Iraqi army closes in on IS militants holed up west of Falluja

By Thaier al-Sudani and Ahmed Rasheed

FALLUJA, Iraq (Reuters) – Iraq’s army sought on Monday to eliminate Islamic State militants holed up in farmland west of Falluja to keep them from launching a counterattack on the city a day after Baghdad declared victory over IS there.

Backed by air strikes from a U.S.-led coalition, Iraqi artillery bombarded targets as troops closed in on up to 150 insurgents in areas along the southern bank of the Euphrates river, an army officer participating in the operation said.

The government’s recapture of Falluja, an hour’s drive west of the capital, was part of a broader offensive against IS, which seized large swathes of Iraq’s north and west in 2014 but is now being driven back by an array of forces.

Falluja’s recovery lent fresh momentum to the campaign to retake Mosul, Iraq’s second largest city and the biggest anywhere in the jihadists’ self-proclaimed caliphate and which Prime Minister Haider al-Abadi has pledged to retake this year.

Colonel Ahmed al-Saidi, who participated in Monday’s advance, said ground forces were moving cautiously to avoid triggering roadside bombs planted by Islamic State.

“They (holed-up militants) have two options: either they surrender or they get killed. We want to prevent them catching their breath and attacking our forces with car bombs.”

Saidi said radio intercepts suggested the militants were running out of ammunition and he expected them to fold shortly.

The insurgents mounted limited resistance to Iraqi forces earlier this month inside Falluja before scattering after some commanders abandoned the fight, according to Iraqi officials.

The military’s swift advance surprised many who anticipated a protracted battle for Falluja, a bastion of Sunni Muslim insurgency where some of the fiercest fighting of the U.S. occupation of Iraq took place in 2004 against Islamic State’s forerunner, al Qaeda.

ASSESSING THE DAMAGE

Control of Falluja is now shared between the army, elite counter-terrorism forces and federal police. Some fighters from Shi’ite Muslim militias, which have held several outlying areas for months, are also present inside Falluja proper.

The army along with local police are expected to take full control in the coming days, a military source said.

Central districts of Falluja, which in January 2014 became the first Iraqi city to fall to Islamic State, were mostly quiet on Monday as bomb-removal operations along roadways and in buildings began in earnest.

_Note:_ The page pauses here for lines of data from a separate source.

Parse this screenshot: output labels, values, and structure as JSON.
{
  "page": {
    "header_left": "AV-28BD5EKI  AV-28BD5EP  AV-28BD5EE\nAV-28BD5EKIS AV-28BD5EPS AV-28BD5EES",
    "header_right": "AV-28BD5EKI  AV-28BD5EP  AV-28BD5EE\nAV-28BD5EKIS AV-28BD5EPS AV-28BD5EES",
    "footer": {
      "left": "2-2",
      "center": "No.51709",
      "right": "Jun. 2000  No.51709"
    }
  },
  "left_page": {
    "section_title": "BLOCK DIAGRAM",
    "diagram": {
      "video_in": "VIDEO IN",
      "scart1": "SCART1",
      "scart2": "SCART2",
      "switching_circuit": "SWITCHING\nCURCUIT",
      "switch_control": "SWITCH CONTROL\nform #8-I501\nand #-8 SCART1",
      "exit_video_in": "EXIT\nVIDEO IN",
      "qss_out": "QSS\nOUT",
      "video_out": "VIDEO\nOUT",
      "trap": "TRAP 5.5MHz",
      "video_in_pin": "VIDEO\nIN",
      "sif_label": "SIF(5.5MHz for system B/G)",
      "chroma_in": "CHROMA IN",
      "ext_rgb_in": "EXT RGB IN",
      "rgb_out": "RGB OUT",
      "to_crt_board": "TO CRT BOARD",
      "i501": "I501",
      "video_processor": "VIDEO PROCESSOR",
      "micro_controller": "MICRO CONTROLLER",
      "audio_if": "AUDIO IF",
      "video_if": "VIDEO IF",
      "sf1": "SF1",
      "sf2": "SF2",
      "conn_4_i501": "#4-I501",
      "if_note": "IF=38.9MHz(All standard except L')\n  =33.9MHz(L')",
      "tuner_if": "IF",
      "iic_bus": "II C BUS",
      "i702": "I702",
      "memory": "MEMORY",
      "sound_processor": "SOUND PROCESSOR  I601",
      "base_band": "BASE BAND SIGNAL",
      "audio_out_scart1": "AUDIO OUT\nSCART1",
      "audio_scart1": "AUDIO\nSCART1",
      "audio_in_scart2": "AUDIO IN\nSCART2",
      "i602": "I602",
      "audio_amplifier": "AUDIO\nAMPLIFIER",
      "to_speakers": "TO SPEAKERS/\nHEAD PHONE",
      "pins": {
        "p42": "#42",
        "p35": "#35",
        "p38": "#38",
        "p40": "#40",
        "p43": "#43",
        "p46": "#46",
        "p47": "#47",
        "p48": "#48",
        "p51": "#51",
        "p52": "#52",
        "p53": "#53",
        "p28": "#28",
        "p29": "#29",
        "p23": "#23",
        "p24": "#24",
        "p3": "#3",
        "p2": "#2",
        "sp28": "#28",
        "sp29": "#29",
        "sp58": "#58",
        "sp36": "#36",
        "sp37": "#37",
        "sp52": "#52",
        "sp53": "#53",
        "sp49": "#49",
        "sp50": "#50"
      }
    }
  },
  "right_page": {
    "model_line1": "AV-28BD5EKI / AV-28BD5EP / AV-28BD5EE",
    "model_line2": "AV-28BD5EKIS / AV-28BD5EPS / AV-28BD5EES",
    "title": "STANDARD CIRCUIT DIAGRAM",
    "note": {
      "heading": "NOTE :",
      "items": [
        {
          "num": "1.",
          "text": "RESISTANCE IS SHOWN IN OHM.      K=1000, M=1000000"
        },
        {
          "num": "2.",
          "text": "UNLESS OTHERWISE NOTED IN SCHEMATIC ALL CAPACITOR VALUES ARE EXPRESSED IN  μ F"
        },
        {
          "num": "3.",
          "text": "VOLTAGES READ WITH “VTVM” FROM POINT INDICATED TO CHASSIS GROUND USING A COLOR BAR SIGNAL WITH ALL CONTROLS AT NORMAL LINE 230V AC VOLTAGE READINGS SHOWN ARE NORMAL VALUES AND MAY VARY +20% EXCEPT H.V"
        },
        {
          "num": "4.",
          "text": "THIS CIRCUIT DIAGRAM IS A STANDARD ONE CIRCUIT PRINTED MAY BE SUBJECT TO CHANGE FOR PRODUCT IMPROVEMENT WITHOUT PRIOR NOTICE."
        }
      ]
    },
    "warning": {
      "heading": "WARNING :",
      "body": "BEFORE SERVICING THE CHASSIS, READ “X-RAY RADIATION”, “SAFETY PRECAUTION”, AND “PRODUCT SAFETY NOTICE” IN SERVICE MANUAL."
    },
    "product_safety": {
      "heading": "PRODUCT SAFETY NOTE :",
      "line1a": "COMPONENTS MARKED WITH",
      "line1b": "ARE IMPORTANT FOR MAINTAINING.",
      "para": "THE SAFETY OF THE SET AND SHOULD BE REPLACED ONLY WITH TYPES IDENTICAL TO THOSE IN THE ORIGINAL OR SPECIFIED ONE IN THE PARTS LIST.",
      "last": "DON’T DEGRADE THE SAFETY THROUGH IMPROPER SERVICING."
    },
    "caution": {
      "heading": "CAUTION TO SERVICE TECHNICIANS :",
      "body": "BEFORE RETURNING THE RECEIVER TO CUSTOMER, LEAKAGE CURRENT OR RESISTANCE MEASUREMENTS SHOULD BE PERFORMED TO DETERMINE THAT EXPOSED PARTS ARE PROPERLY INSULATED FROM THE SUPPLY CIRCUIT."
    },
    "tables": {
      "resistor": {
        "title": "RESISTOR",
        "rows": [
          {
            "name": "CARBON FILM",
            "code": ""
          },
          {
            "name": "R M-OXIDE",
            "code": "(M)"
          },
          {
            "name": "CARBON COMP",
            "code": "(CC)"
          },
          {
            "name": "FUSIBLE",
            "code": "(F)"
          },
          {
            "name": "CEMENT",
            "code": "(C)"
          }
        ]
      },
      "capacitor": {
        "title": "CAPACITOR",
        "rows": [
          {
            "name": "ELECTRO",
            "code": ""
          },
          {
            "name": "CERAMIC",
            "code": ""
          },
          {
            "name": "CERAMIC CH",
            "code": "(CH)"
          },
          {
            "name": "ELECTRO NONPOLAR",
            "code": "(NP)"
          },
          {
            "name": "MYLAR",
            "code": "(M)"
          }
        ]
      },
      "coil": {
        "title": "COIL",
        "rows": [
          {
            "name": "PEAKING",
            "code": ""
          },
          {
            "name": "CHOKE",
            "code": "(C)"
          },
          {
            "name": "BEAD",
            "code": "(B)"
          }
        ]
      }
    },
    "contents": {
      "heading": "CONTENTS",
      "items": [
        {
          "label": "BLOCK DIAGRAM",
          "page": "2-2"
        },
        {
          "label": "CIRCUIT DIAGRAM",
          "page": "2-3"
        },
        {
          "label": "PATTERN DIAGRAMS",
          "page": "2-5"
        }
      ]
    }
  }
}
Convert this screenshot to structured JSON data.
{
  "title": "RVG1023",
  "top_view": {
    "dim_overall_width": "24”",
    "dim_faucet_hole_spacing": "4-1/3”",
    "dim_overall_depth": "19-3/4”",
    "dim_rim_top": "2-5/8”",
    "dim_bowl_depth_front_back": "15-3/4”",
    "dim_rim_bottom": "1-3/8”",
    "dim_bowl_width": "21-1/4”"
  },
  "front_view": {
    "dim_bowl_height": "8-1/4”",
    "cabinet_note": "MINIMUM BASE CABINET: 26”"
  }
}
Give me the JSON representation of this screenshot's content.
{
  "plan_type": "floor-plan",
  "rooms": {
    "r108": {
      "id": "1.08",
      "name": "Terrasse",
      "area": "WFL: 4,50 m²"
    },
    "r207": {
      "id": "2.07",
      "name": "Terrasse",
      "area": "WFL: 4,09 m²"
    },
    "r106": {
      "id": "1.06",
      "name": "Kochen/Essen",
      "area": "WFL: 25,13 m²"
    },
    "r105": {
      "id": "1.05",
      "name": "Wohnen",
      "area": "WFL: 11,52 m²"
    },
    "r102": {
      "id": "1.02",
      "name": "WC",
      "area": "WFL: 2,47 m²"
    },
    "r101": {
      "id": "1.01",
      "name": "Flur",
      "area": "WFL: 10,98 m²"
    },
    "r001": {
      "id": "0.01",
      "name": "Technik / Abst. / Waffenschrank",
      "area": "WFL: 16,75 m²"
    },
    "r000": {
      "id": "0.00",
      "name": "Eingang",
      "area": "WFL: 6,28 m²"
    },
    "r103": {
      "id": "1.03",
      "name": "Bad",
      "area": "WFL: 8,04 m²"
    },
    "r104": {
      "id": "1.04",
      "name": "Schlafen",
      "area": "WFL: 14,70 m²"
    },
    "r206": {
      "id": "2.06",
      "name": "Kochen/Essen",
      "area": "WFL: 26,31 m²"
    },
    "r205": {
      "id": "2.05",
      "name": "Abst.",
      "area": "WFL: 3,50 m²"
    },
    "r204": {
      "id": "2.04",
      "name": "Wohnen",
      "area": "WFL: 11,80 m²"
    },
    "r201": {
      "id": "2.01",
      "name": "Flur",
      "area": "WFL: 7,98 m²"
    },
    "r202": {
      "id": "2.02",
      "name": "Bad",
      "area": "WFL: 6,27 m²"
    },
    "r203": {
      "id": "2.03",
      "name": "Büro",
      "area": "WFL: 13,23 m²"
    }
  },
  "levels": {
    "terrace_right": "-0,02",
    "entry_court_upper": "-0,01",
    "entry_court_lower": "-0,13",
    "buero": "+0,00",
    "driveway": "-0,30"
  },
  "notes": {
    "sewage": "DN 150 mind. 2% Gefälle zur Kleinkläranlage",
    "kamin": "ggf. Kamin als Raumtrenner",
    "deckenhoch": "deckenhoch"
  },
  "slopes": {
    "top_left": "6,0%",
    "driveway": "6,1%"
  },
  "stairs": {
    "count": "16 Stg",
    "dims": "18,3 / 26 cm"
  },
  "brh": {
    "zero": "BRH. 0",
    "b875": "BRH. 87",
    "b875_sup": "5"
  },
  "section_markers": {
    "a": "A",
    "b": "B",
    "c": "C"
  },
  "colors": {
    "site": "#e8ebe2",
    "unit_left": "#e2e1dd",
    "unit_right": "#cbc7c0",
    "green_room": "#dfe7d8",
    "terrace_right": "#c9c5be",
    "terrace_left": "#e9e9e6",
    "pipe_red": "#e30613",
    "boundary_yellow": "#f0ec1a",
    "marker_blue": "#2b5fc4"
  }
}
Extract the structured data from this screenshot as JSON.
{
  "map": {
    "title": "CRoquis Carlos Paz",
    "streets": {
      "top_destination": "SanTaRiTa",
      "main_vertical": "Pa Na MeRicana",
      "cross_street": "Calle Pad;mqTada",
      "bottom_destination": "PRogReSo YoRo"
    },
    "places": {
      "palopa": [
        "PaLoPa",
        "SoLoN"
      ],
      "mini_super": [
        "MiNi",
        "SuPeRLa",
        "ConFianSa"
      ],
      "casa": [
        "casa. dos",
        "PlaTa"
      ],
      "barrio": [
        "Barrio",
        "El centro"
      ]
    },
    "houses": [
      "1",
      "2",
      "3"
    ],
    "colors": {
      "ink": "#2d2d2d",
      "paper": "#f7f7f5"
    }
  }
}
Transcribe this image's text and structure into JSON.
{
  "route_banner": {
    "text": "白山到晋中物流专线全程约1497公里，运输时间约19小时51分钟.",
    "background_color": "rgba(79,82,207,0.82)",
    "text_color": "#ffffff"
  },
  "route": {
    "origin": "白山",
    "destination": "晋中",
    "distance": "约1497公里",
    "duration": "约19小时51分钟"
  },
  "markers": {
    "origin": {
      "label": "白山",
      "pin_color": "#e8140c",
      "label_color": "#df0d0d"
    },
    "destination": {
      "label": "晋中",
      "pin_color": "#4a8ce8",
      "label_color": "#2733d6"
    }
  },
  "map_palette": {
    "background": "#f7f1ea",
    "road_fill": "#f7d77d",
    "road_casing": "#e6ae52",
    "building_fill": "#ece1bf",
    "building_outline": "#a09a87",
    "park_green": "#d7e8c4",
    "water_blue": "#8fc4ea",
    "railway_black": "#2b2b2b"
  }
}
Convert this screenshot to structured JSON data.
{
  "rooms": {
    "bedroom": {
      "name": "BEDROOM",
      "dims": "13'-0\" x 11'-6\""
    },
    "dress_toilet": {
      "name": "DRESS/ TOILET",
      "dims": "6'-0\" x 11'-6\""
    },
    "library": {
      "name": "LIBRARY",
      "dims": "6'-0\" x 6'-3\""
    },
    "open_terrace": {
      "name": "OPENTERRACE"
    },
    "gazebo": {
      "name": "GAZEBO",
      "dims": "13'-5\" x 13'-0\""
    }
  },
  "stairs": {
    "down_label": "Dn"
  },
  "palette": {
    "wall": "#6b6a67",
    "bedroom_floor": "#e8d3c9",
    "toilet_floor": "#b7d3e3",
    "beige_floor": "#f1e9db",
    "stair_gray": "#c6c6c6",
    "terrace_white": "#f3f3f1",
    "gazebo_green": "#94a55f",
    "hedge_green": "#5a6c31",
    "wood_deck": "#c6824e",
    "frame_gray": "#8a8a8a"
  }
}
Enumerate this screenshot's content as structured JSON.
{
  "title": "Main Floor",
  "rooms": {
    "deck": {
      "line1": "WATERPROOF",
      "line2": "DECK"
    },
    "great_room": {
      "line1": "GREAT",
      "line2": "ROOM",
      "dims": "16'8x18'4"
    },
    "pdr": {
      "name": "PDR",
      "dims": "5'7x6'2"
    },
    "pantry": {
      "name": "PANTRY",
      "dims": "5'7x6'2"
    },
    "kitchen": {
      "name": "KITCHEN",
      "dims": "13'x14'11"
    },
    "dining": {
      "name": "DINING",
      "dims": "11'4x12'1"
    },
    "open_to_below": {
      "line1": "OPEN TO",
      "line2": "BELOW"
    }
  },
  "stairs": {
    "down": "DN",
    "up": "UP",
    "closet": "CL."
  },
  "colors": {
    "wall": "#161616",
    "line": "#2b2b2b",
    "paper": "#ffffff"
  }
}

Military sources said the city had been heavily mined by IS but the extent of damage to infrastructure and property could not be assessed easily.

Dozens of buildings across the city have been torched, something blamed by government forces on fleeing militants, though Reuters could not verify their accounts.

Some officials estimate that as little as 10 percent of Falluja had been destroyed, comparing that favorably with Ramadi and Sinjar, cities recaptured from Islamic State last year but widely devastated in the process.

A spokesman for the governor of Anbar province, where Falluja is located, said the worst damage had occurred in the southern industrial district where Islamic State had assembled car bombs used in attacks in Baghdad.

More than 85,000 civilians displaced by the fighting in the past month are waiting in government-run camps to return home; at least twice as many people fled Falluja during IS rule.